Is ‘Keto’ bad for the Kidneys?
If you do not have pre-existing kidney disease, eating a higher protein diet will not harm your kidneys. Those with advanced kidney disease should be more careful, as there is a chance that higher protein diets could strain the kidneys. This is another reason why no-one should start any new diet without consulting with their doctor. What is interesting, is that as low carb diets often put diabetes in remission. As diabetics often develop kidney disease, a low carb intervention could actually help maintain healthy kidneys.
Benefits of Ketogenic Diets
There are many benefits of low carbohydrate diets. People on high carbohydrate diets tend to experience the high/low glucose swings, making them hungry, tired and irritable. Fat (ketones) is a much more reliable, non-fluctuating, fuel. Here are some of the benefits.
- Weight Loss
- Reversal of Type 2 Diabetes
- Improved Mental Function
- Reduced Appetite
- Maintains BMR (metabolic rate)
- Activation of Brown Adipose Tissue (increased heat production)

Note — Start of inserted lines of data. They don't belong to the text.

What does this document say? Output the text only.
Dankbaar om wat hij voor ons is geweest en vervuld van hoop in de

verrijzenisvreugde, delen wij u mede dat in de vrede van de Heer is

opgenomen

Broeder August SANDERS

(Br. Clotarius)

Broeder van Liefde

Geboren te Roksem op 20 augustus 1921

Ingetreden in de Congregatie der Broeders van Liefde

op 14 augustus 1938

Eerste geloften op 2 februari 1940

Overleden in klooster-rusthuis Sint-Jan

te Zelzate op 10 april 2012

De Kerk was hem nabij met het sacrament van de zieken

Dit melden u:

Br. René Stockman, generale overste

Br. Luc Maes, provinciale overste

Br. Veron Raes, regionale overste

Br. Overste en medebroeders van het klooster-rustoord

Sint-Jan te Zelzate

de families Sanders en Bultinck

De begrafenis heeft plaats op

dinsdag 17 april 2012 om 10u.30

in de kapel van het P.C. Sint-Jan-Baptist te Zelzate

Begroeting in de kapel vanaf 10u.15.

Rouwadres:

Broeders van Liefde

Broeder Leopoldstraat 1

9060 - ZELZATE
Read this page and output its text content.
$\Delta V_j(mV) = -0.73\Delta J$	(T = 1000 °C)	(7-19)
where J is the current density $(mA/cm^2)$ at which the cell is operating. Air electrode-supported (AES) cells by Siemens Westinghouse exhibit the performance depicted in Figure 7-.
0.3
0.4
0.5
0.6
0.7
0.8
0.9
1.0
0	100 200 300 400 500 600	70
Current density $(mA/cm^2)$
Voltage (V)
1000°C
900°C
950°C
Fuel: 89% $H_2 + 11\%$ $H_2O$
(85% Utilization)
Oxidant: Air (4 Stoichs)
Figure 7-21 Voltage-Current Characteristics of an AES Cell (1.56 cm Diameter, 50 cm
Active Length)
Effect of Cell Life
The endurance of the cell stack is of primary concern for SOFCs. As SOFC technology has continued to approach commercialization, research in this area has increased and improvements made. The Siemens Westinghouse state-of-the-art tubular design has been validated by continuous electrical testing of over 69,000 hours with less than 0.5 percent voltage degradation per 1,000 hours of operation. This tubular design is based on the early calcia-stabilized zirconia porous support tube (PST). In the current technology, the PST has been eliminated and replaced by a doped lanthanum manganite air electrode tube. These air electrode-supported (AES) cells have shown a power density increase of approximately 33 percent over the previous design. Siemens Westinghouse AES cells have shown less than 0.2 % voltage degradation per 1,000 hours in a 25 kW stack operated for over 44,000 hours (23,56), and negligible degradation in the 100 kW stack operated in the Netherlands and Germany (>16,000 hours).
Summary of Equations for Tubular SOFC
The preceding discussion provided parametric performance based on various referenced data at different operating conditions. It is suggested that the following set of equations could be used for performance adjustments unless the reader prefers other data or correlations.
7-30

Side Effects of Ketogenic Diets
Those who are highly dependent on glucose who start a ketogenic diet often experienced a period of ‘carbohydrate withdrawal’. As glucose levels fall, so do insulin levels. This encourages the kidneys to excrete more salt and water. This relative salt deficiency often manifests as headaches, weakness, irritability, and nausea. Those who experience these symptoms are encouraged to consume more salt and water. This ‘induction flu’ can last from a few days to a few weeks.
Diabetics on Medication
There is a very real danger of hypoglycaemia (dangerously low blood glucose levels) in diabetic patients who start a ketogenic diet. The lower blood glucose levels must be anticipated and measured, and the injectable insulin dose adjusted accordingly. If this is not done, the insulin medication could drop the blood glucose to dangerously low levels. Other diabetic drugs such as sulphonylureas (e.g. Gliclazide) can have a similar effect. These patients must be monitored by a doctor.
Excessively strict keto diets that cut out fibrous green vegetables are not recommended. Insoluble fibre is absolutely critical to maintaining gut health. Our lower intestine contains trillions of bacteria that keep us healthy. They feed and thrive on insoluble fibre. It is not worth cutting out these nutritious carbohydrates. It makes no sense to compromise our overall health in the quest to be slim.
Are Ketogenic diets safe? Yes. Are they necessary to lose weight? No.
Most of us are sick and fat because we are overconsuming carbohydrates, particularly sugars, grains, and starches. Our dietary guidelines are to blame for this, and they are currently not fit for purpose – particularly for diabetics. A major overhaul is required.
We all need to cut down on excessive sugars, starches, and grains and eat more natural fat, protein and green vegetables. We do not need to be in ketosis.
Cutting our carbs by 50% is a great start to achieving weight loss and great health.
Low carb diets have been recently received a boost following a recent publication of a large research study (PURE). This prospective study that spanned the 5 continents, ergo representing diverse diets globally, concluded that a high carb diet (>55%) is strongly associated with increased mortality. The current recommendation of <10% saturated fat intake is also not supported by this global study.
A ketogenic diet appears to be a safe, effective and affordable dietary breakthrough, in stemming the obesity and diabetes epidemic. I fully support this dietary pattern, as part of a lifestyle intervention, to treat obesity and metabolic diseases.